First, the high heterogeneity among the included studies reflects the absence of strict guidelines on performing prostate biopsies in patients with suspicious MRI lesions.

Second, there is a potential for publication bias, as most studies are published by high-volume centers with significant expertise.

Third, despite our efforts to reduce inclusion bias by excluding non-comparative studies, the evidence quality remains low. Most studies fail to adjust for all possible confounders that can impact the clinically significant cancer detection rate at the target biopsy. Additionally, we were unable to perform some preplanned sub-analyses stratifying by PIRADS score and the number of target cores.

It is noteworthy that the included studies not only compare MRI-targeted biopsy techniques but also assess the accuracy of MRI and the indications for prostate biopsy. These three aspects are interconnected with the accuracy of the diagnosis and should be standardized in future studies addressing this issue. MRI and MRI-TB indications should be explicitly stated in the study protocol, enrolling consecutive series of patients selected for MRI [11]. MRI acquisition and reporting should adhere to the latest guidelines and be performed by the same radiologists [40]. A standardized biopsy protocol should be adopted, ensuring an equal number of cores taken at MRI-TB, consistent biopsy routes, and uniform pathology evaluation.

Some of the variability in CDRs between techniques can be attributed to the skill of the urologist or radiologist performing the biopsy. These may impact each of the TB techniques differently and future studies should aim to compare the learning curves for each biopsy method [41].

Finally, target biopsy platforms and imaging may completely change over the next years. Indeed, artificial intelligence is showing promising results for image analysis, real time delineation of suspicious lesions on ultrasound images, and elastic registration between ultrasound and MRI [42].

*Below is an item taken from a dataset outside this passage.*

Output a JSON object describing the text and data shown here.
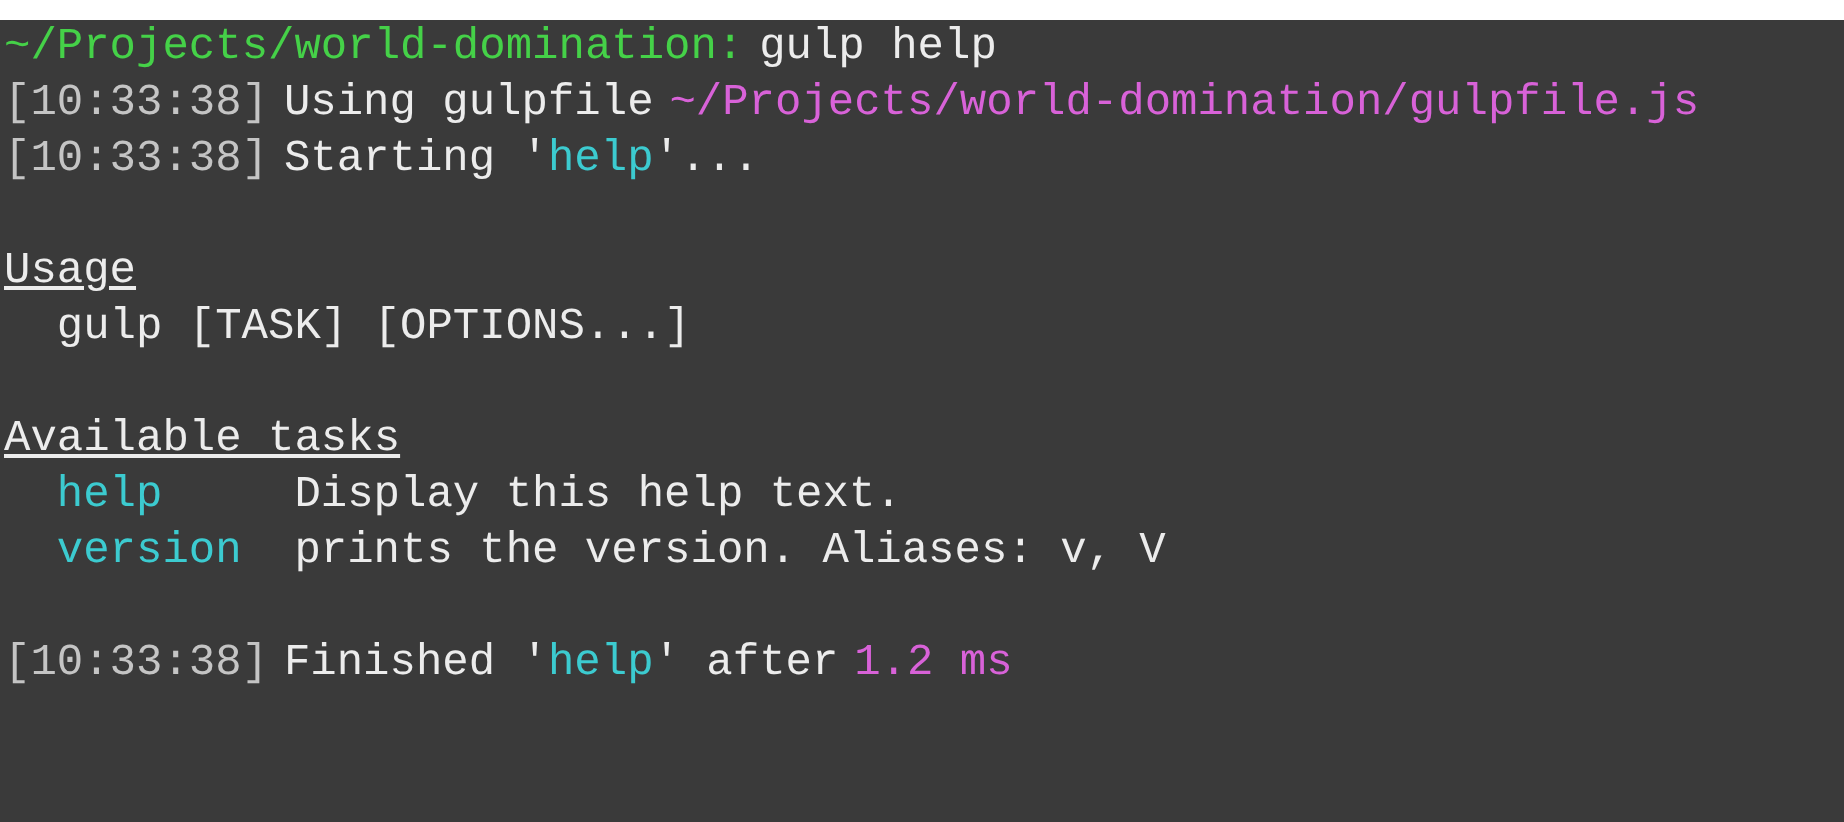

Similarly, novel imaging techniques such as PSMA PET/CT have been proposed to further improve patient selection for prostate biopsy [43] and new methods to target PSMA PET/CT findings are under evaluation [44].


Our study adds to the ongoing debate on the optimal approach for MRI-TB by providing a comprehensive comparison of COG-TB, FUS-TB, and IB-TB. With the caveat of heterogeneity and suboptimal quality of the included studies, the lack of significant differences in csPCa detection rates among the techniques may suggest that the choice between them may be influenced by factors beyond diagnostic accuracy, such as resource availability, cost-effectiveness, and operator preferences. Further research, including well-designed prospective studies, is warranted to address the limitations of current evidence and refine our understanding of the optimal approach for MRI target biopsies in diverse clinical scenarios.